In the future I believe that PL's will implicitly acknowledge XML Schema
Datatypes as much as vernacular PL's implicitly acknowledge IEEE 754
today and that's why I took shot at your comment "Useless hindrance to
future language expansion".

Cheers
Justin

Thank you for the well written explanation.

Now then, if XML is the way of the future, just shoot me now.

I know ActionScript 3 also supports XML syntax at the language level.
When I first learned this I likely had a huge look of disgust on my
face.  Something like (╬ ಠ益ಠ).  Requiring a general purpose programming
language to also implement XML is just too harsh for too little gain.
Wrap that stuff in qoutes.  D even has a rather rich selection of string
literals; too many if you ask me.  I really do not understand why XML
should have such a preferred status over every other DSL that will find
itself embedded in D code (or any other PL for that matter).
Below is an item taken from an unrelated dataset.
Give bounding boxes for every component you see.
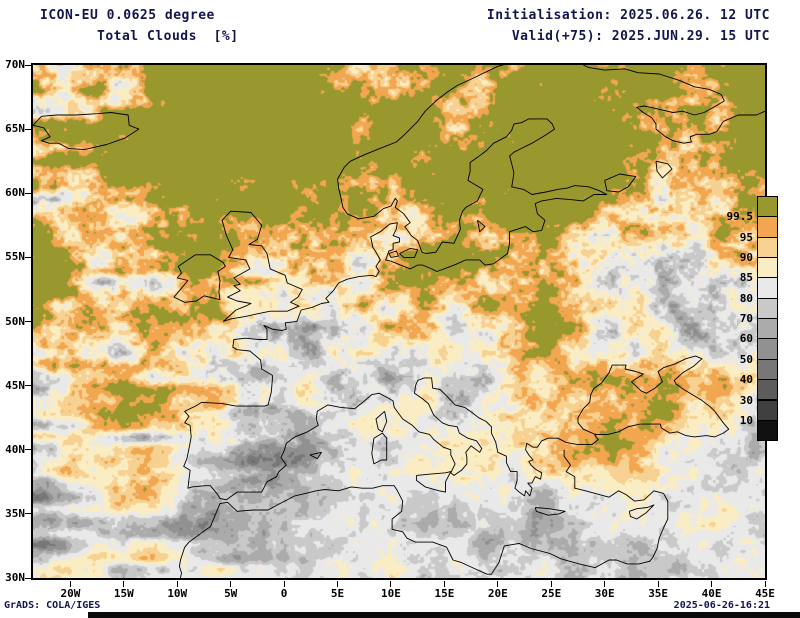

In other news, I discovered YAML.  I haven't used it enough to see if it
has a dark side or not, but so far it looks promising.  It doesn't make
my eyes bleed.  That's a good start.  It may just be worthy of me using
it instead of rolling my own encodings.

And yes, I'll roll my own encodings if I damn well feel like it.  I plan
on using D for hobby game programming in the future, so I have no desire
to drink the over-engineered koolaid that is XML.  I'll swallow SVG, but
only in small doses.  SVG is actually useful because Inkscape exists,
but I don't really intend to implement all of it, since SVG is also
quite over-engineered.

Ah, that felt good.

- Chad

Face it, XML is a text base markup language, not a programming language. Text is for strings, and belong in quotes. I don't care if the underlying data is a structure, or some logical construct which pretends to be code.
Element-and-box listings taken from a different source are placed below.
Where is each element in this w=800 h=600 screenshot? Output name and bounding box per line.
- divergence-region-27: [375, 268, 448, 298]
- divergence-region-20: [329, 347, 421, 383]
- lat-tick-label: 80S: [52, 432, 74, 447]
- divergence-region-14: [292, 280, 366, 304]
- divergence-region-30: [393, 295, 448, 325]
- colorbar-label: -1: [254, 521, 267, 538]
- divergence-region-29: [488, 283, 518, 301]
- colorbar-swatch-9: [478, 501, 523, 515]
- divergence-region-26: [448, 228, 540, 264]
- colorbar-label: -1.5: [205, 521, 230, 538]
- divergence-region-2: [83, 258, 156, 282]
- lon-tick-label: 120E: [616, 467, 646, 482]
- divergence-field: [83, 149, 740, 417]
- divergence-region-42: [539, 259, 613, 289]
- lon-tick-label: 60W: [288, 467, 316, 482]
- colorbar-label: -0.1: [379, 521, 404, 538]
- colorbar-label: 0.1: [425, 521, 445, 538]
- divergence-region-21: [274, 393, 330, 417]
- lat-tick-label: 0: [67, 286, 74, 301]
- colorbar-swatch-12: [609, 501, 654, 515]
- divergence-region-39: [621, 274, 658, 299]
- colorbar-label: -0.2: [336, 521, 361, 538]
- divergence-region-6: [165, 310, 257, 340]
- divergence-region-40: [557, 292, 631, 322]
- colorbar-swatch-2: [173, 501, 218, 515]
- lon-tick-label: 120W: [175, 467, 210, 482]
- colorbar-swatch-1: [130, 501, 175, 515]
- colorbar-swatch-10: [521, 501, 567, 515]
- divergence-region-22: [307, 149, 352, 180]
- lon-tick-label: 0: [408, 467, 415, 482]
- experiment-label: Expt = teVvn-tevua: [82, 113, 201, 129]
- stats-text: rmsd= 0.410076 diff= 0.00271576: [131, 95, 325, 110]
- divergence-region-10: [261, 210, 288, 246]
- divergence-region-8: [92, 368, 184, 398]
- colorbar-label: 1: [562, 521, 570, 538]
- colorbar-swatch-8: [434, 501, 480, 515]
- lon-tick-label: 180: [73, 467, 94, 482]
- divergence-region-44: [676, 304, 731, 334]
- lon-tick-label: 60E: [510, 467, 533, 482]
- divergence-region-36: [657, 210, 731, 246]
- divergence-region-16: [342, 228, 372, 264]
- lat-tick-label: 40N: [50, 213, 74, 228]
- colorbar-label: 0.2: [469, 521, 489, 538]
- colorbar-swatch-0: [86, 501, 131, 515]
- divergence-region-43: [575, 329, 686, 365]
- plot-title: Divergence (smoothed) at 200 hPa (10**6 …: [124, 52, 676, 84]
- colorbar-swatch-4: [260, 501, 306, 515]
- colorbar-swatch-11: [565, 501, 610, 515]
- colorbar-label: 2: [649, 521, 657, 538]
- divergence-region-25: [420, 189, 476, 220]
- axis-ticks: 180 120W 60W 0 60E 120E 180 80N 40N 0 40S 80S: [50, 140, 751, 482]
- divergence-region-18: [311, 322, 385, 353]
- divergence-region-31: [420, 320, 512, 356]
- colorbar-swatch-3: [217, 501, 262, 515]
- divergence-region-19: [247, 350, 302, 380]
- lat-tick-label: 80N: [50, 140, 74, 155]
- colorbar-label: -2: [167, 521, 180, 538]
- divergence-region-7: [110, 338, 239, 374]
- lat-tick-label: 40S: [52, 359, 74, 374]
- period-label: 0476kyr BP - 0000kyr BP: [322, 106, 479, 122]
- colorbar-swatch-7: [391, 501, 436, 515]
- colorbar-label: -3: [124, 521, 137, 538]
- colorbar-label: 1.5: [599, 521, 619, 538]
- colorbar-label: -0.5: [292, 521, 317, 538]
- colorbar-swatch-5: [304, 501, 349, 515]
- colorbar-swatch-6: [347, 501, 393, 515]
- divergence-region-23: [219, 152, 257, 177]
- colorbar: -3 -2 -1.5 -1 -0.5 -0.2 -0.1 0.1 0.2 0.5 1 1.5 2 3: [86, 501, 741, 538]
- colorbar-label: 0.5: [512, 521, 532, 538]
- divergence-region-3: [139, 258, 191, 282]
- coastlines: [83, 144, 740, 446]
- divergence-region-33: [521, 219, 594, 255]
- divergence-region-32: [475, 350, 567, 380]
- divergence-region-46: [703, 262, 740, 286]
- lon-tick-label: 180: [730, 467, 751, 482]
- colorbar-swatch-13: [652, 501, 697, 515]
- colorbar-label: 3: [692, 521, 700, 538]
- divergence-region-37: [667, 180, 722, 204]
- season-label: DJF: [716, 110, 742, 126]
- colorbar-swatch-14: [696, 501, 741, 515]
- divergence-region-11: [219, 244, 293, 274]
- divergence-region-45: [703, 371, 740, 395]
XML is not a programming language. We should not be hindered by it. I do not want to have to & codes for extended characters either. Also, D is targeted at being a system level programming language. XML does not belong in system level code (yes redhat, I am glaring at you).

We already have standards which we follow, including UTF-8/16/32. If you want a to standardize the way we represent numbers beyond the way we are doing it, then we might as well implement full localization and binary formatted source code. I guess my rant is simple, XML is XML, D is D, mixing them is stupid.